Mantis in Lace DVD

The Swingin’ ’60s – swingin’ a big butcher knife!

Producers Harry Novak and Peter Perry (who first got together for the sex/comedy/monster picture Kiss Me Quick) decided to make a feature that they could sell as either a sex show or a horror feature. Director William Rotsler (The Girl with the Hungry Eyes) shot two versions of this twisted tale, a shocker version with the title Mantis in Lace, and a sexier cut entitled Lila. Though sold here under the better title, this is actually the Lila version, uncut and transferred direct from Novak’s original negative. As such, it’s a good 10 minutes longer than any version ever released.

A go-go dancer (Susan Stewart) lures men back to her warehouse crash pad, where she makes out with them, trips on LSD, then butchers them – all to her theme song. The song “Lila”, sung by Lynn Harper, is credited to “Vic Vance” – actually actor Vic Lance, who plays Lila’s first victim, an annoying hippy. It’s unclear how much she remembers of her crimes, or how long she’s been killing, though she suffers from flashbacks. What we do learn is that she hates fruit, gets her lovers mixed up with fruit, and has to chop them up.

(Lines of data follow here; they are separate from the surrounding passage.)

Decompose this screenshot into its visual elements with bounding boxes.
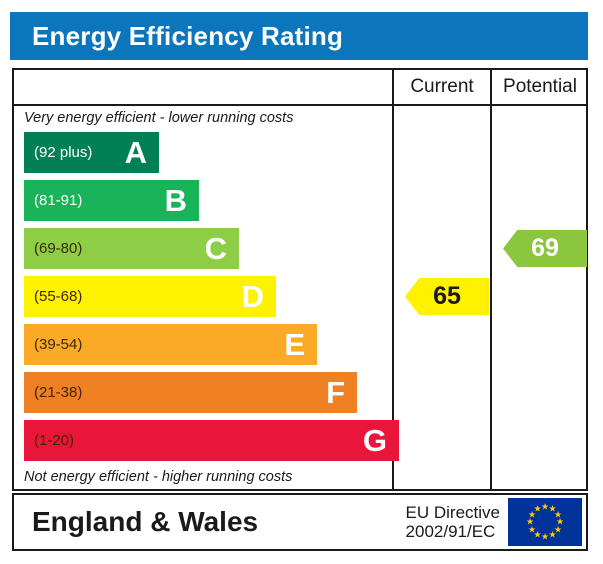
column-divider-potential (490, 70, 492, 489)
page-title: Energy Efficiency Rating (10, 21, 343, 52)
current-rating-value: 65 (433, 282, 461, 311)
energy-rating-table: Current Potential Very energy efficient … (12, 68, 588, 491)
band-letter-b: B (165, 185, 199, 216)
directive-line-1: EU Directive (406, 503, 500, 522)
band-range-label: (55-68) (24, 288, 82, 305)
column-header-potential: Potential (492, 70, 588, 104)
band-range-label: (69-80) (24, 240, 82, 257)
band-range-label: (1-20) (24, 432, 74, 449)
current-rating-arrow: 65 (405, 278, 489, 315)
directive-line-2: 2002/91/EC (406, 522, 500, 541)
rating-band-f: (21-38)F (24, 372, 357, 413)
footer-region-label: England & Wales (14, 506, 406, 538)
rating-band-d: (55-68)D (24, 276, 276, 317)
band-range-label: (21-38) (24, 384, 82, 401)
rating-bands-list: (92 plus)A(81-91)B(69-80)C(55-68)D(39-54… (14, 132, 392, 468)
band-letter-e: E (284, 329, 317, 360)
caption-not-efficient: Not energy efficient - higher running co… (24, 469, 292, 485)
band-letter-f: F (326, 377, 357, 408)
rating-band-g: (1-20)G (24, 420, 399, 461)
rating-band-c: (69-80)C (24, 228, 239, 269)
footer-directive-text: EU Directive 2002/91/EC (406, 503, 508, 541)
potential-rating-arrow: 69 (503, 230, 587, 267)
efficiency-scale-area: Very energy efficient - lower running co… (14, 106, 392, 489)
column-header-current: Current (394, 70, 490, 104)
rating-band-e: (39-54)E (24, 324, 317, 365)
potential-rating-value: 69 (531, 234, 559, 263)
band-range-label: (39-54) (24, 336, 82, 353)
chart-footer: England & Wales EU Directive 2002/91/EC … (12, 493, 588, 551)
band-letter-c: C (205, 233, 239, 264)
chart-header-banner: Energy Efficiency Rating (10, 12, 588, 60)
rating-band-b: (81-91)B (24, 180, 199, 221)
eu-flag-icon: ★★★★★★★★★★★★ (508, 498, 582, 546)
band-letter-d: D (242, 281, 276, 312)
eu-flag-star: ★ (533, 505, 542, 514)
band-range-label: (92 plus) (24, 144, 92, 161)
band-range-label: (81-91) (24, 192, 82, 209)
rating-band-a: (92 plus)A (24, 132, 159, 173)
caption-very-efficient: Very energy efficient - lower running co… (24, 110, 293, 126)
band-letter-g: G (363, 425, 399, 456)
table-header-row: Current Potential (14, 70, 586, 106)
band-letter-a: A (125, 137, 159, 168)
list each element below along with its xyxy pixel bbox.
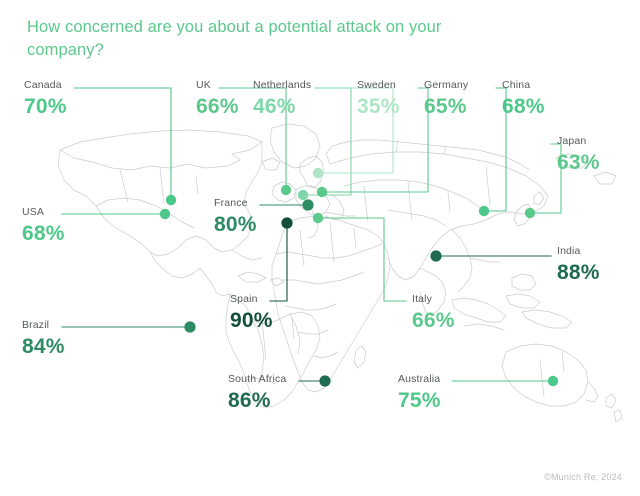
country-label-india: India88%	[557, 246, 600, 284]
country-value-sweden: 35%	[357, 95, 400, 119]
country-value-japan: 63%	[557, 151, 600, 175]
country-label-south-africa: South Africa86%	[228, 374, 286, 412]
country-name-spain: Spain	[230, 294, 273, 306]
country-name-japan: Japan	[557, 136, 600, 148]
country-label-australia: Australia75%	[398, 374, 441, 412]
country-label-sweden: Sweden35%	[357, 80, 400, 118]
country-name-china: China	[502, 80, 545, 92]
country-value-usa: 68%	[22, 222, 65, 246]
country-value-australia: 75%	[398, 389, 441, 413]
country-label-usa: USA68%	[22, 207, 65, 245]
country-label-germany: Germany65%	[424, 80, 468, 118]
country-value-china: 68%	[502, 95, 545, 119]
country-value-france: 80%	[214, 213, 257, 237]
country-name-australia: Australia	[398, 374, 441, 386]
country-label-spain: Spain90%	[230, 294, 273, 332]
country-name-sweden: Sweden	[357, 80, 400, 92]
country-name-brazil: Brazil	[22, 320, 65, 332]
copyright-notice: ©Munich Re, 2024	[544, 472, 622, 482]
country-label-brazil: Brazil84%	[22, 320, 65, 358]
country-label-italy: Italy66%	[412, 294, 455, 332]
country-value-south-africa: 86%	[228, 389, 286, 413]
country-label-france: France80%	[214, 198, 257, 236]
country-value-spain: 90%	[230, 309, 273, 333]
country-value-germany: 65%	[424, 95, 468, 119]
country-value-netherlands: 46%	[253, 95, 311, 119]
country-value-brazil: 84%	[22, 335, 65, 359]
country-name-uk: UK	[196, 80, 239, 92]
country-value-uk: 66%	[196, 95, 239, 119]
page-title: How concerned are you about a potential …	[27, 16, 497, 63]
country-value-canada: 70%	[24, 95, 67, 119]
country-label-japan: Japan63%	[557, 136, 600, 174]
country-name-france: France	[214, 198, 257, 210]
country-name-germany: Germany	[424, 80, 468, 92]
country-value-italy: 66%	[412, 309, 455, 333]
infographic-canvas: How concerned are you about a potential …	[0, 0, 640, 496]
country-name-netherlands: Netherlands	[253, 80, 311, 92]
country-name-italy: Italy	[412, 294, 455, 306]
country-name-usa: USA	[22, 207, 65, 219]
country-value-india: 88%	[557, 261, 600, 285]
country-label-canada: Canada70%	[24, 80, 67, 118]
world-map	[0, 0, 640, 496]
country-label-uk: UK66%	[196, 80, 239, 118]
country-label-netherlands: Netherlands46%	[253, 80, 311, 118]
country-name-south-africa: South Africa	[228, 374, 286, 386]
country-label-china: China68%	[502, 80, 545, 118]
country-name-india: India	[557, 246, 600, 258]
country-name-canada: Canada	[24, 80, 67, 92]
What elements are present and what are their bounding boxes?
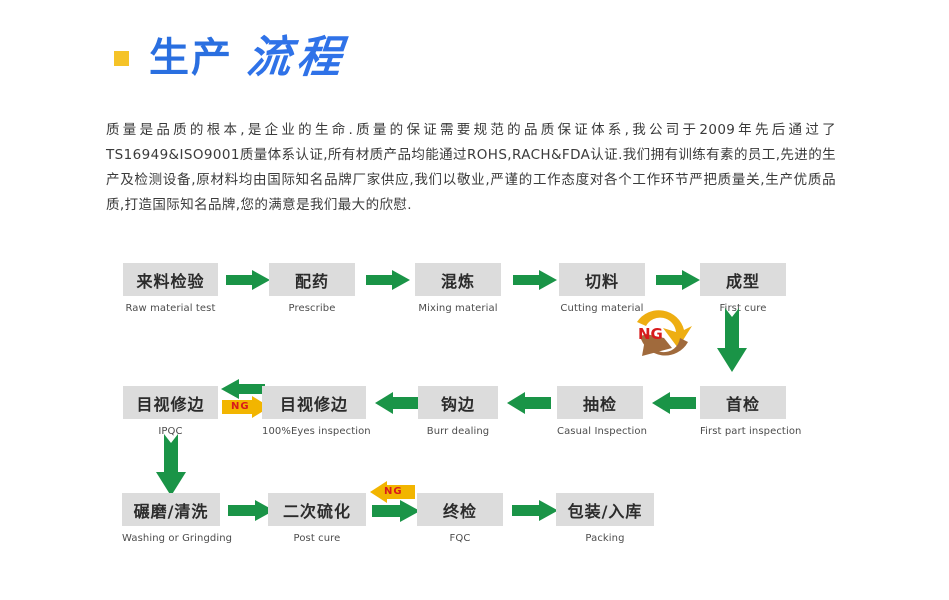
- arrow-left-icon: [650, 392, 696, 414]
- flow-node: 终检 FQC: [417, 493, 503, 544]
- arrow-right-icon: [372, 500, 420, 522]
- flow-node: 二次硫化 Post cure: [268, 493, 366, 544]
- flow-node-caption: Raw material test: [123, 303, 218, 314]
- flow-node-label: 来料检验: [123, 263, 218, 296]
- arrow-right-icon: [366, 270, 410, 290]
- flow-node: 首检 First part inspection: [700, 386, 786, 437]
- flow-node: 碾磨/清洗 Washing or Gringding: [122, 493, 220, 544]
- arrow-right-icon: [656, 270, 700, 290]
- arrow-right-icon: [513, 270, 557, 290]
- flow-node-label: 二次硫化: [268, 493, 366, 526]
- flow-node-label: 切料: [559, 263, 645, 296]
- flow-node-label: 成型: [700, 263, 786, 296]
- flow-node-caption: Prescribe: [269, 303, 355, 314]
- ng-rework-cycle-icon: [632, 304, 694, 360]
- flow-node: 混炼 Mixing material: [415, 263, 501, 314]
- flow-node-label: 碾磨/清洗: [122, 493, 220, 526]
- flow-node-caption: Casual Inspection: [557, 426, 643, 437]
- arrow-left-icon: [505, 392, 551, 414]
- flow-node-caption: Burr dealing: [418, 426, 498, 437]
- flow-node-caption: 100%Eyes inspection: [262, 426, 366, 437]
- flow-node-label: 首检: [700, 386, 786, 419]
- flow-node: 配药 Prescribe: [269, 263, 355, 314]
- flow-node: 钩边 Burr dealing: [418, 386, 498, 437]
- flow-node: 目视修边 100%Eyes inspection: [262, 386, 366, 437]
- flow-node-label: 配药: [269, 263, 355, 296]
- flow-node-label: 包装/入库: [556, 493, 654, 526]
- flow-node: 抽检 Casual Inspection: [557, 386, 643, 437]
- flow-node-label: 混炼: [415, 263, 501, 296]
- flow-node: 包装/入库 Packing: [556, 493, 654, 544]
- arrow-left-icon: [373, 392, 419, 414]
- arrow-down-icon: [717, 308, 747, 372]
- flow-node-caption: First part inspection: [700, 426, 786, 437]
- flow-node-caption: Packing: [556, 533, 654, 544]
- flow-node: 来料检验 Raw material test: [123, 263, 218, 314]
- flow-node-caption: Washing or Gringding: [122, 533, 220, 544]
- flow-node-caption: Mixing material: [415, 303, 501, 314]
- flow-node-label: 钩边: [418, 386, 498, 419]
- arrow-right-icon: [512, 500, 558, 521]
- flow-node-label: 终检: [417, 493, 503, 526]
- flow-node-label: 抽检: [557, 386, 643, 419]
- flow-node-caption: Post cure: [268, 533, 366, 544]
- flow-node: 目视修边 IPQC: [123, 386, 218, 437]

Russ Meyer regular Stuart Lancaster plays Dr. Ackerman, a psychologist who can’t stop analyzing Lila – until she stabs him, confirming his suspicions about her buried psychosis. The name “Ackerman” is probably a reference to Rotsler’s agent Forrest J Ackerman, better known as editor of Famous Monsters magazine.

As usually happens in movies like this one, the world’s dumbest detectives are assigned to the case. Homicide cops Sgt. Collins (Steve Vincent) and his partner Lt. Evans (James Brand, credited as “M.K. Evans”) are clueless, despite the fact she probably left fingerprints all over the bodies.

Though shot on a painfully low budget, the film is worth watching just for the crazy trip sequences. Also worth noting are Rotsler’s off-kilter editing and the “groovy” dialogue. Stewart isn’t a very good actress, but she’s darn pretty and has a fascinating weird accent which makes her sound a bit like Myrna Loy.

This 87 minute version of Lila has even more sex & drugs than previous video releases, and may contain scenes that didn’t even make it into theatrical prints. One additional scene shows nude dancers Pat Barrington and Janu Wine sharing a joint backstage. Another, obviously out of place scene, which brings the show to a screeching halt, features production manager Bethel Buckalew as the bartender who “auditions” a new dancer up at his apartment. Buckalew later directed a string of hillbilly sex comedies. Both these sequences have intrigued fans for years because clips of them are in the Lila trailer (included on the disc). The crystal clear transfer from negative shows off the fine cinematography by pre-Easy Rider Lazlo Kovacs, back in the days when he lent his camera expertise to dozens of trashy exploitation features.

Like other Something Weird DVDs, this one is loaded with extras. One section shows the more extreme initial acid trip/murder sequence – a much wilder example of somebody going ape with an optical printer – which ends with a suggestion of cannibalism! Another section preserves over 100 minutes of outtake footage, probably every bit of film shot by Rotsler. If one bothers to wade through all this raw footage (accompanied by reels of raw audio), you can see a few funny gaffs, as well as camera slates and a jumping piñata.

Shorts on the disc include a trip clip from the feature Alice in Acidland, and the bizarro strip tease short Girl in a Cage. Just to keep us on the straight and narrow there’s the typically doom-laden Sid Davis short LSD: Trip or Trap, which features the nerdiest pusher ever.

The DVD also has a gallery of ad art from Novack features, accompanied by exploitation radio spots. Rounding things out we have trailers for The Curious Dr. Humpp, The Mad Butcher and Frankenstein’s Castle of Freaks.